The nuclear weapons industry stockpiled all the highly enriched uranium that they could ever use; long ago.

ALL the Pu-239 that is in US nuclear weapons came from the production reactors at Hanford, WA and Savannah River, SC. NONE of it came from commercial power plants, or experiments at Oak Ridge.

DOE has all the national labs; but they are in two groups. Most of the national labs are operated under the DOE Office of Science.

There are only 3 national labs that are part of the nuclear weapons program; Los Alamos, Lawrence Livermore, and Sandia. They are operated by NNSA - the National Nuclear Security Agency which is part of DOE.

PamW

CRH,

Do you know how much fissile material is in US weapons that came from commercial power plants?

The answer is ZERO.

The US nuclear weapons program had reactors at Hanford and Savannah River that were specially designed "production" reactors. They were specifically designed to make nuclear bomb fuel with no other constraints.

The US nuclear weapons industry had all the bomb-grade material it could use when those reactors were operating. The nuclear weapons industry didn't need anything from the commercial sector AT ALL!!

That's a convenient myth that the anti-nukes like to pander.

In fact, those production reactors worked so well and the nuclear weapons program had so much material that those reactors were eventually shut down.

The nuclear weapons design labs learned how to better design weapons so they needed less bomb fuel, and as new nuclear weapons were made, the out-dated ones had their bomb fuel recycled to the new weapons.

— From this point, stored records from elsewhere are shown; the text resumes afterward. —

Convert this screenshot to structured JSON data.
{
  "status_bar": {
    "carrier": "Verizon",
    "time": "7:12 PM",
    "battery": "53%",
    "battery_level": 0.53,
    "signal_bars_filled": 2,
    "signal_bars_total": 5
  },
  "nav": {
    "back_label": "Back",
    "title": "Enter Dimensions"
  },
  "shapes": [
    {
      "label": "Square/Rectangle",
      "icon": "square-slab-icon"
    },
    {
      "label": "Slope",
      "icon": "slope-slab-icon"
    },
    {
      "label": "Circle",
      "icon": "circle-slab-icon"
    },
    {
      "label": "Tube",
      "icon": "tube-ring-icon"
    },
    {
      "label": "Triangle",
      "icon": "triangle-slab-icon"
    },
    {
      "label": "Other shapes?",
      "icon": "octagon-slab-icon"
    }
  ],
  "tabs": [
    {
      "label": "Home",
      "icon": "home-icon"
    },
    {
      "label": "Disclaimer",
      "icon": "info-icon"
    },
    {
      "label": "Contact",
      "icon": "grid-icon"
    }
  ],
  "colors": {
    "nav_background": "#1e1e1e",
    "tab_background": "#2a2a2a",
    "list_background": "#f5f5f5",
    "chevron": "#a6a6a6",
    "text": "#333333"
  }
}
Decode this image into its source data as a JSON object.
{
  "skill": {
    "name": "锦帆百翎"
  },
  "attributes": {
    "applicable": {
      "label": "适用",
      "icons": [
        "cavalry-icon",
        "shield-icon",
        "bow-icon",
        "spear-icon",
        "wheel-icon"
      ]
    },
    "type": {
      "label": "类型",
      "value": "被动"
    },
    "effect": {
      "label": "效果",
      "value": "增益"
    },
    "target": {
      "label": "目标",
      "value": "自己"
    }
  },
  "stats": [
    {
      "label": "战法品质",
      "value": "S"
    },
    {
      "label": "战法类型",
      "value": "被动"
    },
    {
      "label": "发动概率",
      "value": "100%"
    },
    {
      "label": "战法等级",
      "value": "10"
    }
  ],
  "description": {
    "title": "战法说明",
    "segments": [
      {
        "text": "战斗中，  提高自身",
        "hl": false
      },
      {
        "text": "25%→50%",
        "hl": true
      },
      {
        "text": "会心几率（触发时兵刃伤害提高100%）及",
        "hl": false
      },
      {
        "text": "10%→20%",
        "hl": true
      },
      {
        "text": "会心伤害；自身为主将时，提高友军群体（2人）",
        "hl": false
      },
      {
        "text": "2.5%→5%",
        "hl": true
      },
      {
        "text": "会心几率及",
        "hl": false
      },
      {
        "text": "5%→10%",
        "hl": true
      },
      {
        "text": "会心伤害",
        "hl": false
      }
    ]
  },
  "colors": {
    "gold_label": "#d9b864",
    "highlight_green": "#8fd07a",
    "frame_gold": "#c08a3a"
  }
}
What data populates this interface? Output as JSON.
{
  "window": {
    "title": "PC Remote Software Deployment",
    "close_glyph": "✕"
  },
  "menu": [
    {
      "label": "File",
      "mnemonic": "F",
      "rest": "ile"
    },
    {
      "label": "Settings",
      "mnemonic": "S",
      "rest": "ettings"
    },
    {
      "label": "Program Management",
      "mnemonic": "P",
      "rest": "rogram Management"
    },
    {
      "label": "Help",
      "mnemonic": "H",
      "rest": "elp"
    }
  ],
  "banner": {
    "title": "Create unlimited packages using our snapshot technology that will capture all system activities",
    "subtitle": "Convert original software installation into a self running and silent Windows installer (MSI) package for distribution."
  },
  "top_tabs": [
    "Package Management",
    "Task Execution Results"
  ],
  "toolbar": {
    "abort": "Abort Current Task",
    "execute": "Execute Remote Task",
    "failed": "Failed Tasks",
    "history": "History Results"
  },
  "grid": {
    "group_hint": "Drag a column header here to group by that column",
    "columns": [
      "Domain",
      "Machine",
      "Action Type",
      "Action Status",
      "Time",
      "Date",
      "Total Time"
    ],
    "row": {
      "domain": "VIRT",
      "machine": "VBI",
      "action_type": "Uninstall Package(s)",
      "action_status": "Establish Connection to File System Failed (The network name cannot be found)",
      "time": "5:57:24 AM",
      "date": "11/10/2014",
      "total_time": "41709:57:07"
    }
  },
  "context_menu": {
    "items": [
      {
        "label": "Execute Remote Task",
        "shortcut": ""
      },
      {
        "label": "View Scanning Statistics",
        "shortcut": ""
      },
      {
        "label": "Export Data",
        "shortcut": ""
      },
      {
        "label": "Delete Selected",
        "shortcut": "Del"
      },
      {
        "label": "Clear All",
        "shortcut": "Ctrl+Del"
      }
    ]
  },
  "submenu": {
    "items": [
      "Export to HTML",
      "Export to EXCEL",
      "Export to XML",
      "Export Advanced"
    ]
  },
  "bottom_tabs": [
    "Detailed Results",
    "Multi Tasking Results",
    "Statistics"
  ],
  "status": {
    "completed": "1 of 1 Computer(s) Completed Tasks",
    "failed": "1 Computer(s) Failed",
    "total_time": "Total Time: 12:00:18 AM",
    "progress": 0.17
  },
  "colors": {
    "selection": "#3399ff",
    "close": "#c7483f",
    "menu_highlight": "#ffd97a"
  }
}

So decades ago; the nuclear weapons program had all the bomb fuel it needed for the foreseeable future and then some. In fact, the nuclear weapons program has enough material to keep bombs operating well into the NEXT century.

PamW

received so little attention after the first prototype? Were once through Light Water Reactors considered more dependable or safer?

What were the problems with thorium that prevented the technology from progressing? Thorium reactors produce much less waste while utilizing a broad range of fuel sources, including high level waste. It would seem to me if the technology was sound, thorium would be a natural fit if weapons and commercial waste from LWRs was accumulating. However, it appears other than later projects like the IFR reactor you discussed last week, little thought was given to accumulating waste until later in the eighties and nineties.

Was MSR technology ever revived in the US after the initial prototype or did fast reactor technology dominate the funding and R&D.?

Light water reactors were a more mature technology courtesy of the US Navy.

I don't think there was anything particularly "wrong" with MSR; it just didn't get funded by the politicians. Who knows what their reasons were.

As far as waste, the projected answer to that was reprocessing / recycling. It was only later, at the end of the '70s and into the '80s that Congress outlawed reprocessing / recycling in the US, and passed the Nuclear Waste Policy Act in the early '80s which said the USA would not reprocess / recycle but would use a "once through" fuel cycle with geologic repository storage.

Fast reactor technology dominated in the '70s and early '80s as the DOE was pushing the Clinch River demonstration plant. That got cancelled in the early '80s.

Argonne then did the IFR work until 1994 when President Clinton cancelled that too.

Again a lot of the research really doesn't have to do with what was promising or not. The research that gets done is the research the politicians fund, and I'm still attempting to figure out how they chose what and why.

PamW

Unfortunately, the first people there won't be Lockheed; it will be the Chinese.